Artificial Intelligence & Machine Learning UESTCHN3002

  • Academic Session: 2023-24
  • School: School of Engineering
  • Credits: 10
  • Level: Level 3 (SCQF level 9)
  • Typically Offered: Semester 1
  • Available to Visiting Students: No

Short Description

This course introduces to AI (mainly optimization and machine learning) knowledge and its applications in electronics and electrical engineering. It also cultivates students' skills in modelling engineering problems through computer programmes, using software tools with AI/ML techniques embedded to solve them, and implementing fundamental AI/ML techniques through computer programmes. The course is also helpful for students' final year projects and employability.  

Timetable

The timetable will follow the block teaching model which is divided into 4 weeklong blocks over the full semester. During each block, 3 lectures each of 90 minutes, and a lab session of 90 minutes will be held.

Requirements of Entry

None

Excluded Courses

None

Co-requisites

None

Assessment

(a) Written Exam - 1 Final exam (75 %) This written exam will focus on AI knowledge and working principles of AI algorithms [ILO 1, 2]

(b) Lab Reports (15 %) - The lab reports will test the practical knowledge of employing and implementing AI algorithms, modelling electronics and electrical engineering problems by computer programmes, and assessing the result of the AI algorithms [ILO 3, 4]

(c) Project Output (10 %) - Results of the final AI-driven design project will be assessed [ILOs 2, 3, 4]

Main Assessment In: December

Course Aims

This course aims to introduce fundamental concepts in AI (mainly optimization and machine learning) and equip students with popular AI algorithms, cultivate the ability to implement standard AI algorithms through computer programmes, and the ability to select and employ AI algorithms to solve engineering problems using existing AI tools/toolboxes and analysing the result. 

Intended Learning Outcomes of Course

By the end of this course students will be able to:

■ demonstrate their understanding of fundamental AI (mainly optimization and machine learning) concepts

■ demonstrate their understanding of the working principles of AI algorithms for classification, regression, optimisation, and clustering;

■ develop, implement, and critically evaluate the performance of AI/ML algorithms.

■ model engineering problems and link them with AI techniques by computer programmes. Make an appropriate selection of AI techniques to solve engineering problems and analyse the result properly with the awareness of security risks.

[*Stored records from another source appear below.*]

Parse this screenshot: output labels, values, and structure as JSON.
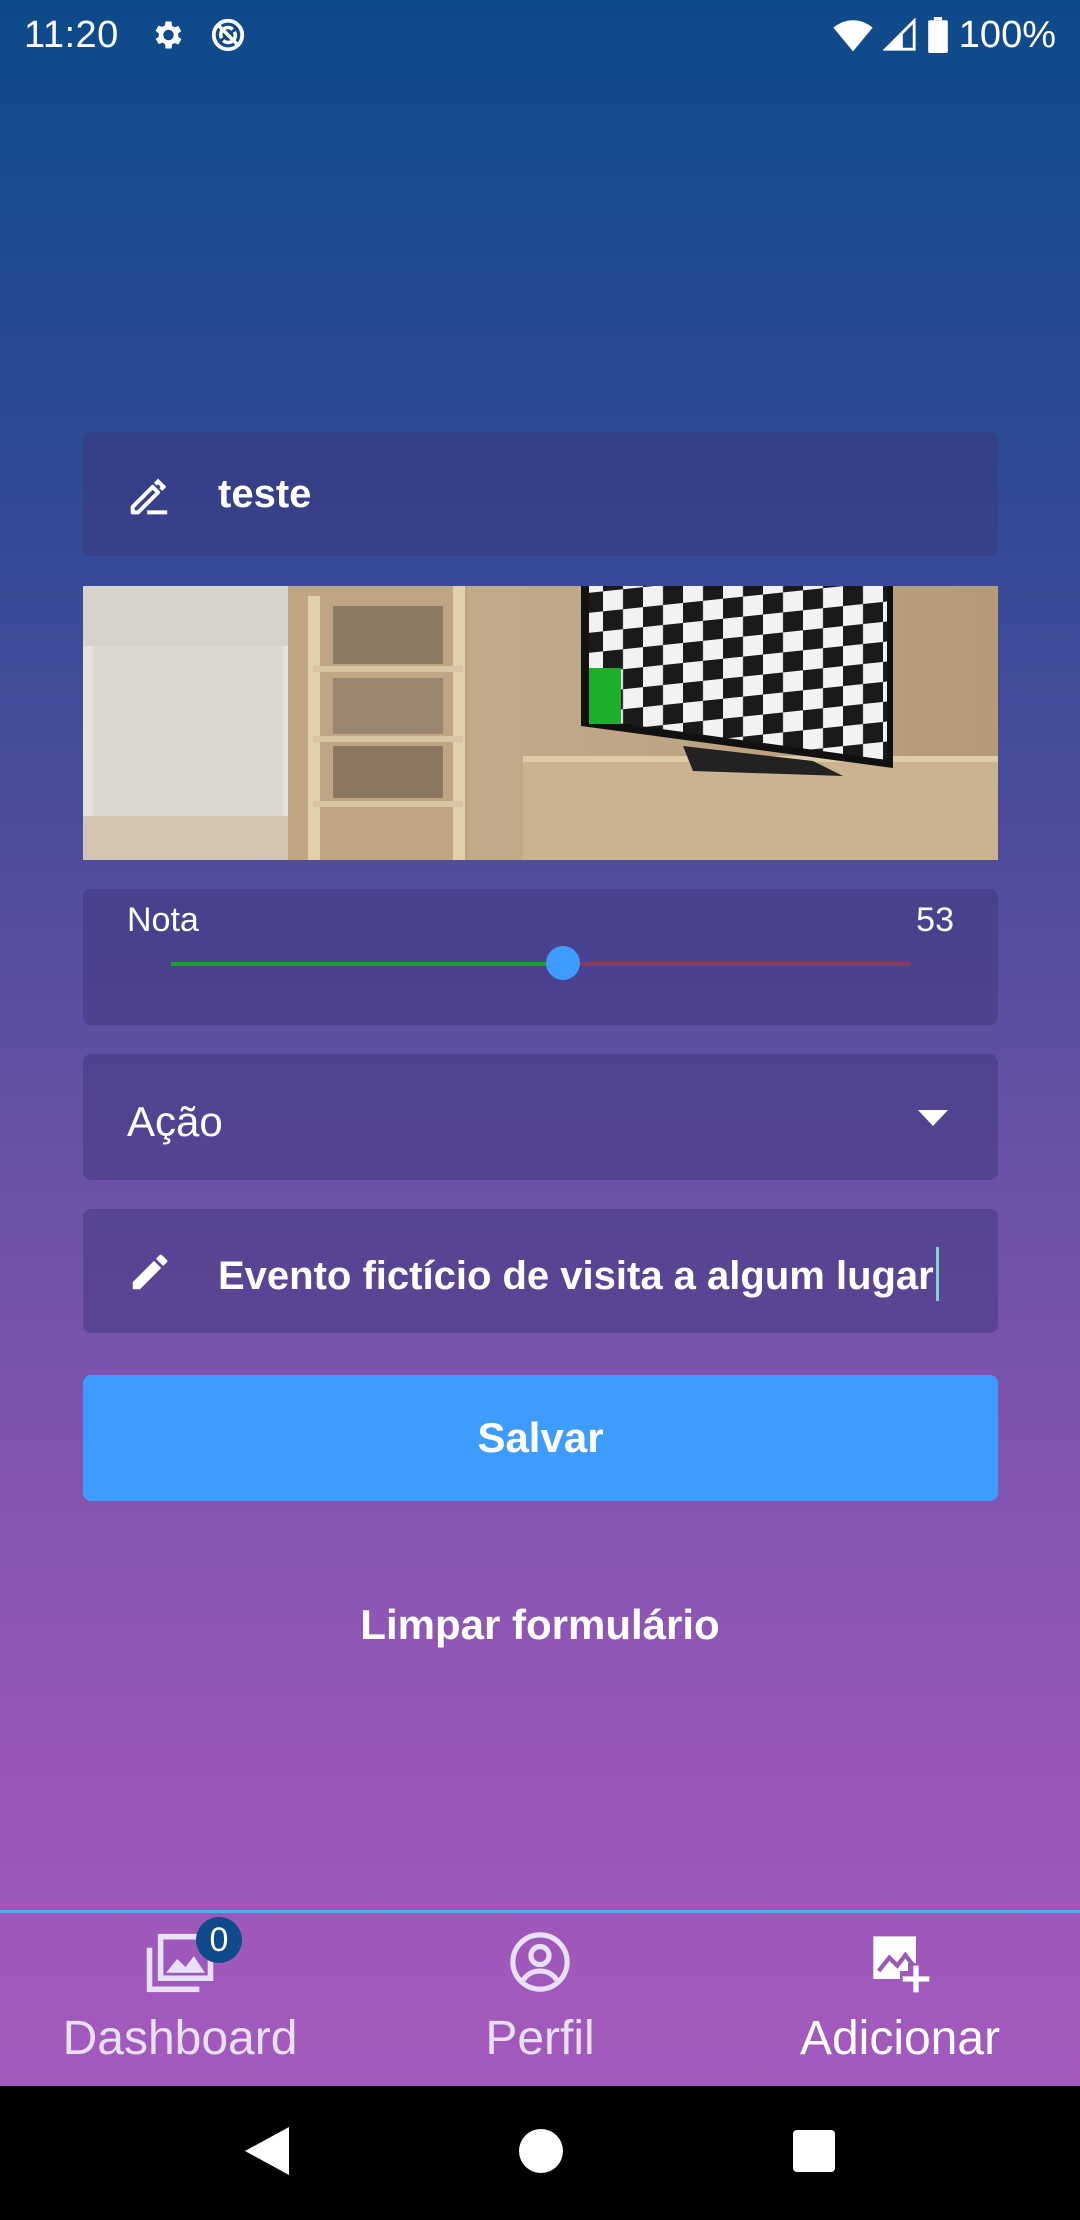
{
  "status_bar": {
    "time": "11:20",
    "battery": "100%",
    "icons": [
      "gear-icon",
      "sync-disabled-icon",
      "wifi-icon",
      "signal-icon",
      "battery-icon"
    ]
  },
  "form": {
    "title_value": "teste",
    "image_description": "photo",
    "rating": {
      "label": "Nota",
      "value": "53",
      "fraction": 0.53,
      "fill_color": "#1aa32a",
      "rest_color": "#8a3a5a",
      "thumb_color": "#3e9bff"
    },
    "category": {
      "selected": "Ação"
    },
    "description_value": "Evento fictício de visita a algum lugar",
    "save_label": "Salvar",
    "clear_label": "Limpar formulário"
  },
  "bottom_nav": {
    "items": [
      {
        "label": "Dashboard",
        "icon": "photo-library-icon",
        "badge": "0"
      },
      {
        "label": "Perfil",
        "icon": "account-circle-icon"
      },
      {
        "label": "Adicionar",
        "icon": "add-photo-icon"
      }
    ]
  },
  "colors": {
    "accent": "#3d9cff",
    "nav_border": "#4fb0f5",
    "badge": "#0f4a8a"
  }
}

Minimum Requirement for Award of Credits

Students must submit at least 75% by weight of the components (including examinations) of the course's summative assessment. Also, students must attend the timetabled laboratory classes and must submit work for assessment for the course laboratory and project.

Students should attend at least 75% of the timetabled classes of the course.

 

Note that these are minimum requirements: good students will achieve far higher participation/submission rates. Any student who misses an assessment or a significant number of classes because of illness or other good cause should report this by completing a MyCampus absence report.